I picked up the message just in time. I almost burst into tears. It wasn’t just about food. I was overwrought, nervous. My heart ached at the prospect of opening up to someone again. I called Sandi, who, meaning well, suggested I make mashed potatoes and mushroom sauce. Say what? Sandi has a way of making off-the-wall suggestions in times of crisis.
I did an about-turn. Went home, pored through my old Moosewood cookbooks and a couple of recipes I’d seen on my favourite food blogs. To hell with sensual. I decided to go all retro-vegetarian and rustic, and went shopping again.
Why is that first meal so important? “Isn’t there some way you could just enjoy the experience instead of getting all crazy about it?” Sandi had said, exasperated, but meaning well. She was nervous too. Sometimes the prospect of a new lover is as hard on one’s friends as it is on oneself.
But that first meal, when a person you like quite a bit enters your kitchen with all of their vulnerability written on their face, is a meal you’ll always remember. The list of ingredients will sit in your recipe journal like a ghostly imprint of desire. Food, patiently mixed and blended into an ambrosial cloud, will enter an expectant mouth. Crisp and shapely textures will impact upon her tongue, bid for attention, trying not to be snappish about it. Wine will make savvy connections, build bridges between flavours.
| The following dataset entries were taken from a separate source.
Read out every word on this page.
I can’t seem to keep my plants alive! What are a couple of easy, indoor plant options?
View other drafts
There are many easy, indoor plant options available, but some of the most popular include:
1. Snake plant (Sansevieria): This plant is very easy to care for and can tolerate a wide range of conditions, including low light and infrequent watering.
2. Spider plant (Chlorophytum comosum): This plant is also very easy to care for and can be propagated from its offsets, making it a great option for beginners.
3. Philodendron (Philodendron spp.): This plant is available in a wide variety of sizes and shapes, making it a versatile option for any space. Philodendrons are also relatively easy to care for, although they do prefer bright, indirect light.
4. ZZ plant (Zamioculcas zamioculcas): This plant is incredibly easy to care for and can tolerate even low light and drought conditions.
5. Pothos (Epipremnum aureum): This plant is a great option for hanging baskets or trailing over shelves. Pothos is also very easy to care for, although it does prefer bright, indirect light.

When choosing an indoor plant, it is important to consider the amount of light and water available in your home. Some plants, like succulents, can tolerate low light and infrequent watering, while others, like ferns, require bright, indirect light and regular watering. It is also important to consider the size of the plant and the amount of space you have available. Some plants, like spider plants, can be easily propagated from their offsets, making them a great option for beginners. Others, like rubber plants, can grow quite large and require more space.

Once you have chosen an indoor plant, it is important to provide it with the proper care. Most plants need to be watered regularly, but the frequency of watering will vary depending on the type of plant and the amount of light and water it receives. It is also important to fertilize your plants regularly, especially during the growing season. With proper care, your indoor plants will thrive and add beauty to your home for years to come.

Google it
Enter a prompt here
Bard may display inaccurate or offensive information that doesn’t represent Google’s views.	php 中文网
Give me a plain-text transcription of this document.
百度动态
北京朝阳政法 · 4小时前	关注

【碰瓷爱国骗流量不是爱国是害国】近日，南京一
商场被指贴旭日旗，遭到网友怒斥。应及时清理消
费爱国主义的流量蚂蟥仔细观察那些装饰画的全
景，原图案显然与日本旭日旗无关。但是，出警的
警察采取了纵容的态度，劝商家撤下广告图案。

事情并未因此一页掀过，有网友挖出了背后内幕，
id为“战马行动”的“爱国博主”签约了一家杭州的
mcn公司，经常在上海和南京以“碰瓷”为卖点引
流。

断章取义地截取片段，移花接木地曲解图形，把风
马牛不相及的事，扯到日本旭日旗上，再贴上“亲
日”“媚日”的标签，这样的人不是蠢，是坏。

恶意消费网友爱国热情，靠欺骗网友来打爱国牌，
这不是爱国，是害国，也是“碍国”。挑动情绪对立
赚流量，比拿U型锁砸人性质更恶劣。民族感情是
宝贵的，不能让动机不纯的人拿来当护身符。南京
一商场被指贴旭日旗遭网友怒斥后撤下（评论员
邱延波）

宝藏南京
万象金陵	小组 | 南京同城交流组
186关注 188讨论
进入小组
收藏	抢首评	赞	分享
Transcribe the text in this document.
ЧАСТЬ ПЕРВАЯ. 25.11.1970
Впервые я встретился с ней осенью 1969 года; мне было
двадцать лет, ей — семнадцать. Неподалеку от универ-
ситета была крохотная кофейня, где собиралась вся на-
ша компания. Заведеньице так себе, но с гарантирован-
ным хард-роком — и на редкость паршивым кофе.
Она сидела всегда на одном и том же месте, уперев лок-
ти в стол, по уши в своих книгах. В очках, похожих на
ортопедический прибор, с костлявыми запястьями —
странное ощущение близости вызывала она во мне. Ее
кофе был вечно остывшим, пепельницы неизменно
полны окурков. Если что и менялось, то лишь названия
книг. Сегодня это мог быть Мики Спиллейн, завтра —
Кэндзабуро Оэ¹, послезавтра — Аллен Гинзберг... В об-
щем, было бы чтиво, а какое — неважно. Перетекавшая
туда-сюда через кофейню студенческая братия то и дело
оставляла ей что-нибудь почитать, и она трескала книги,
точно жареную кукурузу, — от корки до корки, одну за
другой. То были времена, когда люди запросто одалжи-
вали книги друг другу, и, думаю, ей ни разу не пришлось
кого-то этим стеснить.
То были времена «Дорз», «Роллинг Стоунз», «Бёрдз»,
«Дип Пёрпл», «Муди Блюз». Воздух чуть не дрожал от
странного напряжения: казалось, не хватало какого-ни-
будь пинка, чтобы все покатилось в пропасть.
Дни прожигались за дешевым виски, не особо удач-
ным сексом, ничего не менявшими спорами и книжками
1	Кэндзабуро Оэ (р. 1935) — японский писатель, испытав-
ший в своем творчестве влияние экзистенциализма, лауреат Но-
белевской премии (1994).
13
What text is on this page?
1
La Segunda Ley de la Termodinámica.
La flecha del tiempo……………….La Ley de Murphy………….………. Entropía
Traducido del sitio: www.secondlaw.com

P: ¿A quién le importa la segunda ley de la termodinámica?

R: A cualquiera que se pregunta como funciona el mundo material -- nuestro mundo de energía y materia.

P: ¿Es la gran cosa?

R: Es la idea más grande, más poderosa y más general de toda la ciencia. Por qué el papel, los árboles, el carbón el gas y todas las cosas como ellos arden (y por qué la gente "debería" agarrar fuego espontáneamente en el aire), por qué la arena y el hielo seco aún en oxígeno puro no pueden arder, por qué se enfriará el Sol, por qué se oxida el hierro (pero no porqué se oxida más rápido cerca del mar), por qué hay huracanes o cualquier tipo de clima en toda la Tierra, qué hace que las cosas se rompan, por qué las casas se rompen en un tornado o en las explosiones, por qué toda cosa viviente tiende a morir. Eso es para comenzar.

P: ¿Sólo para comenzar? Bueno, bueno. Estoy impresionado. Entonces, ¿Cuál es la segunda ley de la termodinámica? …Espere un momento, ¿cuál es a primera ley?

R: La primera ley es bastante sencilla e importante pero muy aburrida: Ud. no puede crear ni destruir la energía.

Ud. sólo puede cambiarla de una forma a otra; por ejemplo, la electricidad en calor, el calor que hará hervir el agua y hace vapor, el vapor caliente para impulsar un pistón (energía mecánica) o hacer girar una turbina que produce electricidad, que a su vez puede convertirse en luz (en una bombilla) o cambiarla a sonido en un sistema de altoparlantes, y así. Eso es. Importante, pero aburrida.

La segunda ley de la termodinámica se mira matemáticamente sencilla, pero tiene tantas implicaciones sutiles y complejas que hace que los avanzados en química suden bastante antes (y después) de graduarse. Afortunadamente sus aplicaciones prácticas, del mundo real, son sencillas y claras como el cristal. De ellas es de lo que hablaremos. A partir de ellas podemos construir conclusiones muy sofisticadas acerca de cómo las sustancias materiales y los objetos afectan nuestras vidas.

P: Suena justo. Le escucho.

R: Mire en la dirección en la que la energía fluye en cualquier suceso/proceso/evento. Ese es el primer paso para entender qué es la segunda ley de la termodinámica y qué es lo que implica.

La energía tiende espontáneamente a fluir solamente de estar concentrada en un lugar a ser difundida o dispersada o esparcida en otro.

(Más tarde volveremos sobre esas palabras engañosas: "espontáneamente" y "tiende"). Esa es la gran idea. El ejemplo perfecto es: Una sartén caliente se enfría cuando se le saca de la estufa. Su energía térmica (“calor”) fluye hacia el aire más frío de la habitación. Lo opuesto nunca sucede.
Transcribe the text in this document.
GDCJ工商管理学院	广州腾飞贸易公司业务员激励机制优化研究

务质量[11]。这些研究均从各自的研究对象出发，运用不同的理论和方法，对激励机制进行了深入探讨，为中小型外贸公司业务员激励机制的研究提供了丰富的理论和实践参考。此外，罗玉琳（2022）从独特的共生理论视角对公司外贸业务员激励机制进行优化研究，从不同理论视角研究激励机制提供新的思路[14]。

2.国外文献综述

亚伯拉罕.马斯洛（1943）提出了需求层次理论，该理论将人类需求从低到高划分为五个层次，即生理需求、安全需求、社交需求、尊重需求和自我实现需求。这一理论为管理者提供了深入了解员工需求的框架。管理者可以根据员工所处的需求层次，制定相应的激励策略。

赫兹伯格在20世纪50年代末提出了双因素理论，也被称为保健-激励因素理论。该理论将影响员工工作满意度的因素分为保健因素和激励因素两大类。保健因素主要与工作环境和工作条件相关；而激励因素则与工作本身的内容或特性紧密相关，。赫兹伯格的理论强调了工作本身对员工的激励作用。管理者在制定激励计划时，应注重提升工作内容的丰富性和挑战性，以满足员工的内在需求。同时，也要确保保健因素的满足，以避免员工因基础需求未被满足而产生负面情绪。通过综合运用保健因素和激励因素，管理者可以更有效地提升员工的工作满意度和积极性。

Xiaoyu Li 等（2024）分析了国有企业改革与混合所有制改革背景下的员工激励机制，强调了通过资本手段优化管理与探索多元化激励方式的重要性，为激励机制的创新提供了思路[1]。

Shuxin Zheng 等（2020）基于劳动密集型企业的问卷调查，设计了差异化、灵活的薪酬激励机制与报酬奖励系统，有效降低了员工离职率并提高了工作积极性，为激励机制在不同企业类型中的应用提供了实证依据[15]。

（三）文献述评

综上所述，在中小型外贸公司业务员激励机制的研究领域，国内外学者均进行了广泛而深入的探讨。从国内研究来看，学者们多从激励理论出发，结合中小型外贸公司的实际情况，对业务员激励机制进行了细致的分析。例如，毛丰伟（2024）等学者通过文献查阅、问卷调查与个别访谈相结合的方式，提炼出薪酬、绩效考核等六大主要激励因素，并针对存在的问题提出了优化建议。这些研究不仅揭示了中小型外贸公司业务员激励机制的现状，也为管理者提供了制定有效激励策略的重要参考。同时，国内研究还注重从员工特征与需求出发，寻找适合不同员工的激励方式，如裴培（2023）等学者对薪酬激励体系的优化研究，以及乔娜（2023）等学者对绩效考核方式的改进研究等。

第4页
In the end, the raspberry crisp, the only dish to survive the menu-switch, was the big winner. It was also the simplest. Fresh raspberries with a touch of sugar. The topping was from Shuna Fish Lydon’s (of Eggbeater) repertoire, that I had made ahead, it was stored in the fridge. We had it with vanilla ice cream, at midnight, and then again the next morning, with tea.
Really, I think I could have fed her some bread and cheese and she would have been fine.
The complexity of it all was me, metaphor for all my expectations and fears. It can be painful, to have all that hope and insecurity running through you like an electric current, so you distract yourself with a million details.
The simplicity of it all was what the Buddhists would call “the principle of harmony.” A happy appreciation of basic ingredients. Accepting impermanence, just being in the moment.
Cooking and eating teach me so many things, not the least of which is to keep things simple.